Yale School of Medicine researchers have revealed the intimate details of a clinical trial of the GABA analog Neurontin (gabapentin) that was long thought to be a "seeding trial" for the drug's makers, Warner-Lambert and Pfizer.
Neurontin was approved by the Food and Drug Administration (FDA) in 1994 for use as an adjunctive medication to control partial seizures. The drug's sponsor, Parke-Davis (now owned by Pfizer), then conducted a phase 4 uncontrolled, unblinded, postmarketing trial known as the Study of Neurontin: Titrate to Effect, Profile of Safety (STEPS) trial, with the stated objective of studying efficacy, safety, tolerability, and quality of life among gabapentin users while determining optimal dosage.
But the STEPS trial—rather than being a clinical investigation—was used primarily to promote gabapentin and increase prescribing among the trial's investigators, and marketing was extensively involved in its planning and implementation, maintained Joseph Ross, M.D. M.H.S., an assistant professor of general internal medicine at the Yale University School of Medicine, and his colleagues in the June 27 Archives of Internal Medicine.
After extensive examination of thousands of documents related to the STEPS trial, produced during 2004 litigation in which Pfizer and Warner-Lambert pleaded guilty to civil and criminal charges of illegal marketing of Neurontin for off-label purposes, Ross and colleagues detailed how Parke-Davis recruited 772 investigators and 2,759 patients for the STEPS trial, fewer than four patients per investigator. Participants gave informed consent to a study "designed to assess the safety and tolerability of doses of Neurontin (gabapentin) from 900 to 3,600 mg daily whose partial seizures are not completely controlled by other drugs," without mention of marketing objectives.

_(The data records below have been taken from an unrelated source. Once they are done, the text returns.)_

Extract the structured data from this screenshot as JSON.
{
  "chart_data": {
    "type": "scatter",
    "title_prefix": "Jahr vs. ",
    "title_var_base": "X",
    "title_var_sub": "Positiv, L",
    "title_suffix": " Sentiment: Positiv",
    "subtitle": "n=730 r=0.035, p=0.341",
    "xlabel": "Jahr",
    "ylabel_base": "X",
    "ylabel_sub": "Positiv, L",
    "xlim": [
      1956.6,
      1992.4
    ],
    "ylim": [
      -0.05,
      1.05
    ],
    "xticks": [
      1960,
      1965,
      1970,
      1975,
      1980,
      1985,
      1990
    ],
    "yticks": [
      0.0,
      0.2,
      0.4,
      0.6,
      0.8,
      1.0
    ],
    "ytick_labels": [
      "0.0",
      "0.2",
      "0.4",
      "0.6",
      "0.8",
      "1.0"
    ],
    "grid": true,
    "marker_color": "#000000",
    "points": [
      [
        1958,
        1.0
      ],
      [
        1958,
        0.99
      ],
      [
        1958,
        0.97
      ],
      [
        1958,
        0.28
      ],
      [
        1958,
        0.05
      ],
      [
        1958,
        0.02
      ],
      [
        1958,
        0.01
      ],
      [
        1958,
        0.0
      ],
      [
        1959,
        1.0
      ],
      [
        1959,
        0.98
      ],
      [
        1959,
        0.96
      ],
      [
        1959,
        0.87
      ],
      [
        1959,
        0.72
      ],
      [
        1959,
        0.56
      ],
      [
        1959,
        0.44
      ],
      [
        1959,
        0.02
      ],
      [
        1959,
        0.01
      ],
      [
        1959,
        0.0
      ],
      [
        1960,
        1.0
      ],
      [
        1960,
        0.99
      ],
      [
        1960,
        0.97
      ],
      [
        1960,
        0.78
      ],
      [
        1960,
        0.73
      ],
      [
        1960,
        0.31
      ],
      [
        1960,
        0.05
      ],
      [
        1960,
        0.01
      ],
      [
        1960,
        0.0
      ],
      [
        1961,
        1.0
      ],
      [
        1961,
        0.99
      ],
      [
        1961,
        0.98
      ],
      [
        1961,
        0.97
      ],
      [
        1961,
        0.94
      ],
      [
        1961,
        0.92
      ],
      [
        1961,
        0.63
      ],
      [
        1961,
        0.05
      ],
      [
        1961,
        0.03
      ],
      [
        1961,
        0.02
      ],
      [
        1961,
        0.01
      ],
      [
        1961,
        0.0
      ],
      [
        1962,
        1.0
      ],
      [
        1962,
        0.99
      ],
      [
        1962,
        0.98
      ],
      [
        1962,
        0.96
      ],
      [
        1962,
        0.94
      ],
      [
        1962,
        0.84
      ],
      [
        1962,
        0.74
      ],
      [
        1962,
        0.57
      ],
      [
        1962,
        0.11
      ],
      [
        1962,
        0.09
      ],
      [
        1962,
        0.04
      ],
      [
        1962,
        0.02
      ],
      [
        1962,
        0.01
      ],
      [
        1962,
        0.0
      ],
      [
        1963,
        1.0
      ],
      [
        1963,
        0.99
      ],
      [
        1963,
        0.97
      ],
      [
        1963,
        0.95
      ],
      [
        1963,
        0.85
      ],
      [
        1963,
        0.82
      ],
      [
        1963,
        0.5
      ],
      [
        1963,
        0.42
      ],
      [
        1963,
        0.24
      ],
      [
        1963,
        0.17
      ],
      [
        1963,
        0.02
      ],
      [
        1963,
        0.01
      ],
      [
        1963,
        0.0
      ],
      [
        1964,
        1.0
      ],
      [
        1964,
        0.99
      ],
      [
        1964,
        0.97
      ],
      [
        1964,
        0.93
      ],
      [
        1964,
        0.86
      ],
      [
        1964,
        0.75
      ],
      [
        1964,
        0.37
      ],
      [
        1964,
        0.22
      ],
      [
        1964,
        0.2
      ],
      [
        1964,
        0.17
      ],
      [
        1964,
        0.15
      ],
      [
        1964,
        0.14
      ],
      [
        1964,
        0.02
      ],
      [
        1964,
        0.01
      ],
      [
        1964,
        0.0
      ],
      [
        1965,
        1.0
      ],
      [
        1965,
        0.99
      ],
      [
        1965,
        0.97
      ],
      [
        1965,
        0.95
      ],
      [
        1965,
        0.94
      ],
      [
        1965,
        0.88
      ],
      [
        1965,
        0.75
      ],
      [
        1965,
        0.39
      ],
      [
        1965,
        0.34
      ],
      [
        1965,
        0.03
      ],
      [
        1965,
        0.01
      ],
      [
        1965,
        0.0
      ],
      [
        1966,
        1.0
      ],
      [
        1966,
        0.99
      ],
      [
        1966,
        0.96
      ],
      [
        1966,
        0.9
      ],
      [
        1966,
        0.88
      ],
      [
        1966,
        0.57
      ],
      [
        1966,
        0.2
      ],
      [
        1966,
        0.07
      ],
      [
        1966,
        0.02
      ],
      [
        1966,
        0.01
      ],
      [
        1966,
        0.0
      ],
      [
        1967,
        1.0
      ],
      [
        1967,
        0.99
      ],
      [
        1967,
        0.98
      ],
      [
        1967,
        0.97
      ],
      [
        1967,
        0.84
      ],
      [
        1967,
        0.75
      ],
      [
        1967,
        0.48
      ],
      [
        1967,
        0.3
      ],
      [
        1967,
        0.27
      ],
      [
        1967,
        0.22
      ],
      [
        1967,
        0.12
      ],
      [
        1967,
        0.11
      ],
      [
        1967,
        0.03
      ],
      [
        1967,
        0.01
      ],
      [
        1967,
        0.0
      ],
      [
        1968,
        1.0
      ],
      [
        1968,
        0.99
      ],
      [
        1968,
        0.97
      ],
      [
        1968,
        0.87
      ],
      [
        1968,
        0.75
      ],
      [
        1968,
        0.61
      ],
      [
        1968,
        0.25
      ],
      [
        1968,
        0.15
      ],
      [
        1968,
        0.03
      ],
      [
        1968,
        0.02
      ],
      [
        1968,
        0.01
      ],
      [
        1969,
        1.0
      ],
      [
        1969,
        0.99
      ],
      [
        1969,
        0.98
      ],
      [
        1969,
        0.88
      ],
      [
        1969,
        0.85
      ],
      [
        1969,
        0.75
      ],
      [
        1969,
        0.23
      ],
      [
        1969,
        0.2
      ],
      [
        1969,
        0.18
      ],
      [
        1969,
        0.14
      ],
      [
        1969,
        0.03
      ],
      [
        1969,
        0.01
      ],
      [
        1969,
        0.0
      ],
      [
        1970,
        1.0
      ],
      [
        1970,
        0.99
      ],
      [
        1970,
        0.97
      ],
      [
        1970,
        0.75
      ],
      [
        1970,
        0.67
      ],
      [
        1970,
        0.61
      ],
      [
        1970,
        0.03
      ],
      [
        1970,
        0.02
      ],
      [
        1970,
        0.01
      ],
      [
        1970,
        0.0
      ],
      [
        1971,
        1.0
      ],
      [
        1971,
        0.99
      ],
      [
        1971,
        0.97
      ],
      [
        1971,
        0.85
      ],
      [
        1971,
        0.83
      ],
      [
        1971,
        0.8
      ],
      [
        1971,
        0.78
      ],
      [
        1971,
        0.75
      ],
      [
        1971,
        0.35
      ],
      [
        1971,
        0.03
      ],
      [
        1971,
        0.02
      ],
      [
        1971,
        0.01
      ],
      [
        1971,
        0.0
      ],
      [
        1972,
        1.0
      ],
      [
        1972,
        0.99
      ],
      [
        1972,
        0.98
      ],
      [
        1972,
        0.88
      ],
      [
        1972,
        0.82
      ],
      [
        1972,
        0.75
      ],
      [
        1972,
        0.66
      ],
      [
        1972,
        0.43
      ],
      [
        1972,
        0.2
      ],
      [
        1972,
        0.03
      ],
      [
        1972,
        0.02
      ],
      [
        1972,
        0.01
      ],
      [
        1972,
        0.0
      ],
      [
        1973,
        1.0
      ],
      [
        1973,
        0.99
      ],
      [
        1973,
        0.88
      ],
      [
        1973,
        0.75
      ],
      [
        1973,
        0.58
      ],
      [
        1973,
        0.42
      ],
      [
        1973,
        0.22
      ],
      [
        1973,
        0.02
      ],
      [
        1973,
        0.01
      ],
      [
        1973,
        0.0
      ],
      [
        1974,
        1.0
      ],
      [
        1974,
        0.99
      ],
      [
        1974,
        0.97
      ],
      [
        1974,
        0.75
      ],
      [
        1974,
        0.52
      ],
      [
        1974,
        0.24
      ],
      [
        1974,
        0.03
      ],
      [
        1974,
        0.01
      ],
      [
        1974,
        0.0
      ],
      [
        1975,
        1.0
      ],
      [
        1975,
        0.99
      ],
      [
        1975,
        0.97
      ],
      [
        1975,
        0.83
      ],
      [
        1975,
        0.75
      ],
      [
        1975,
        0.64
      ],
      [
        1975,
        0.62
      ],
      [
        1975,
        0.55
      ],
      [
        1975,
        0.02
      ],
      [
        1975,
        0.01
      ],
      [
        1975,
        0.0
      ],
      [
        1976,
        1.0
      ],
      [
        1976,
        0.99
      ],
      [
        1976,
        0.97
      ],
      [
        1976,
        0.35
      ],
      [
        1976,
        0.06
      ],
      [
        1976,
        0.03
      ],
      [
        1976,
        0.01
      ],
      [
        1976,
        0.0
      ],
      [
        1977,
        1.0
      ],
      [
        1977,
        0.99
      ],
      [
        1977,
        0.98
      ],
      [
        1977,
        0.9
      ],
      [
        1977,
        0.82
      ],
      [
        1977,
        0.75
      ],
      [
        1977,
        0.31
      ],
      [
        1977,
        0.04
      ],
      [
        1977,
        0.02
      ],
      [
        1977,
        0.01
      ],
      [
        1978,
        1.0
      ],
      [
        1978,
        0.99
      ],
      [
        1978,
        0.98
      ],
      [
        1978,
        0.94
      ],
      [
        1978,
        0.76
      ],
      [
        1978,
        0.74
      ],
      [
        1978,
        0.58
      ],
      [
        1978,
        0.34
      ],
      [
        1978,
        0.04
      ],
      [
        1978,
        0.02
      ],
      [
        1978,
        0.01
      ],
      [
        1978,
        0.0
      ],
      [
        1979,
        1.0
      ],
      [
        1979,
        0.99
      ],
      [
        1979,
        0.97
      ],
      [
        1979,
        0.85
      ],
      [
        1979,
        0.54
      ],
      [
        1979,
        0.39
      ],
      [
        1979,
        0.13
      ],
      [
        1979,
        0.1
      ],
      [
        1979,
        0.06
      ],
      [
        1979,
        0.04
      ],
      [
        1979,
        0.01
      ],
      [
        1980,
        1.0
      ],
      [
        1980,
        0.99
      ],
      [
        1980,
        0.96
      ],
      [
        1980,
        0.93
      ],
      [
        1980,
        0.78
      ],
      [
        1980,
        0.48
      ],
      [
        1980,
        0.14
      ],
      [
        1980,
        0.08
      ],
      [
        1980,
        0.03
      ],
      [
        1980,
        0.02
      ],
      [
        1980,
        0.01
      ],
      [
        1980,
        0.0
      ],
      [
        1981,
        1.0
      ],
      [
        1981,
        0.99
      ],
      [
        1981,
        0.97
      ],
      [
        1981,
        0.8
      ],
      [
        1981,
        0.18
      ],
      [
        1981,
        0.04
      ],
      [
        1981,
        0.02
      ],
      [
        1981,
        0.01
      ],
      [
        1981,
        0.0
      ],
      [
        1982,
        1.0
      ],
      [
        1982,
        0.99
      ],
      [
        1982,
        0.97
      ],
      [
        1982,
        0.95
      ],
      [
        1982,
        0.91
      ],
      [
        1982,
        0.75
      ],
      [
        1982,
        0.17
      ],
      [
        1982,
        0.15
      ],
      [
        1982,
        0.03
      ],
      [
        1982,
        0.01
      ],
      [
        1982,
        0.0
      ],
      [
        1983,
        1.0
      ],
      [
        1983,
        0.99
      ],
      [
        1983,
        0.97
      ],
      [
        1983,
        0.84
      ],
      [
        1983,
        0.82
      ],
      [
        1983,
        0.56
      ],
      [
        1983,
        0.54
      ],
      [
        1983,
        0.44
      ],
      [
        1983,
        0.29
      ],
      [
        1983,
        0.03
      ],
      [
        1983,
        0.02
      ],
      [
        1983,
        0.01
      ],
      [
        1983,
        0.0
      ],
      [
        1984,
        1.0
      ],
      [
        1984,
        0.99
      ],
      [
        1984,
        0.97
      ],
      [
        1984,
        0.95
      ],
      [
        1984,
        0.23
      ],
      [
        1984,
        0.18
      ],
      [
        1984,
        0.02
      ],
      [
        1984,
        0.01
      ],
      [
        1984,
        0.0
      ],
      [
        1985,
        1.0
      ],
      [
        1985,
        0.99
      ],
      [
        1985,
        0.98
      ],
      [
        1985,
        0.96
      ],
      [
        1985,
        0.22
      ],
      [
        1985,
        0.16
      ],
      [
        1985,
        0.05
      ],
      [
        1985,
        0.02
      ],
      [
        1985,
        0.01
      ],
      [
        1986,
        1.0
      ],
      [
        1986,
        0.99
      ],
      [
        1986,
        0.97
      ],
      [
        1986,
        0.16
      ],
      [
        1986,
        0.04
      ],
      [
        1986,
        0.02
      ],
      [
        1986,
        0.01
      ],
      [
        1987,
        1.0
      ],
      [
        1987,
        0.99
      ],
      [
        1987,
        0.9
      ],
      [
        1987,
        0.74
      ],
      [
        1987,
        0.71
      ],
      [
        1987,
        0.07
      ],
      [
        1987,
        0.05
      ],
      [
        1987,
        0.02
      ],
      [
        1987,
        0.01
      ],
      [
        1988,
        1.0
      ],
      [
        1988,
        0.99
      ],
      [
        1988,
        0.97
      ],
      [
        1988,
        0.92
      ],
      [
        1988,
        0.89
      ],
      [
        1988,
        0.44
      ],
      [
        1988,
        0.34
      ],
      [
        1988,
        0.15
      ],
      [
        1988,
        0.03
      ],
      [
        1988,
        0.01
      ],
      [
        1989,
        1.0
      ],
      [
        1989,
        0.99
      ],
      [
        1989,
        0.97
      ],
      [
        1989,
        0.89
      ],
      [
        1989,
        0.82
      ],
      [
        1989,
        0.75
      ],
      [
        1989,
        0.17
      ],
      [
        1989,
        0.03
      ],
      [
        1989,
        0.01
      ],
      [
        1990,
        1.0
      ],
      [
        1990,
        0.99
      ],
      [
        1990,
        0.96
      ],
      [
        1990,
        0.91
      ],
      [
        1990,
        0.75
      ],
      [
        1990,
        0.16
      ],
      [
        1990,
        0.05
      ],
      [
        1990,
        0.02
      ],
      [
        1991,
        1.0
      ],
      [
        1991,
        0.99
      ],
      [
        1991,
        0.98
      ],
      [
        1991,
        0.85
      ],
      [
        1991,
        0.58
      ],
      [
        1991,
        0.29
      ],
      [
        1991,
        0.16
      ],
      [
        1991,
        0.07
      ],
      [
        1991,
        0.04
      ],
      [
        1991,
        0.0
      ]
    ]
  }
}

The authors described how Parke-Davis monitored investigators' prescribing of gabapentin during and after the completion of the STEPS trial through analyses completed by its Precision Marketing Department and by IMS Health's Promotrak division, without informing investigators or patients that these analyses would be conducted as part of the study.
The success of the STEPS trial in increasing prescriptions was reported in a June 12, 1996, Parke-Davis memo from its "Epilepsy Marketing Team" titled the "Neurontin Situation Analysis," which described how investigators were "increasing their [Neurontin] shares... and their use of 400 mg capsules."
Ross and colleagues noted that these analyses were conducted prior to the dissemination of any clinical trial results. The STEPS trial did result in two published articles, one in Epilepsia describing the efficacy analysis and one in Seizure describing the safety and tolerability analyses, both generally supportive of the drug.
"The STEPS trial was a key component of gabapentin marketing strategy," said the researchers in their report. "Multiple strategic plans cite the STEPS trial itself, as opposed to the anticipated trial findings, as a key marketing tool for the promotion of gabapentin.... Although STEPS was conducted 15 years ago, the ethical issues illustrated by the trial's conduct, and the data gained from Parke-Davis's marketing analyses, have tremendous relevance in today's debates over the limits and consequences of pharmaceutical industry sponsorship of phase 4 postmarketing clinical trials."
In an accompanying editorial, G. Caleb Alexander, M.D., an assistant professor of medicine at the University of Chicago and affiliate faculty of the MacLean Center for Clinical Medical Ethics, expressed his concerns about the revelations of Ross and colleagues.
"The biomedical enterprise depends on good science for its foundation, and good science requires transparency of methods and integrity of purpose," Alexander said. "The very success of the (seeding) trial depends on deception, since few institutional review boards, investigators, clinicians, or patients would willfully participate in a study with marketing objectives and little or no scientific value."
He stressed that "perhaps the greatest cause for concern is that these trials deceive investigators, clinicians, and patients, subverting the scientific process and violating ethical norms."
This project was not supported by external grants or funds. Ross is supported by the National Institute on Aging and the American Federation of Aging Research through the Paul B. Beeson Career Development Award Program.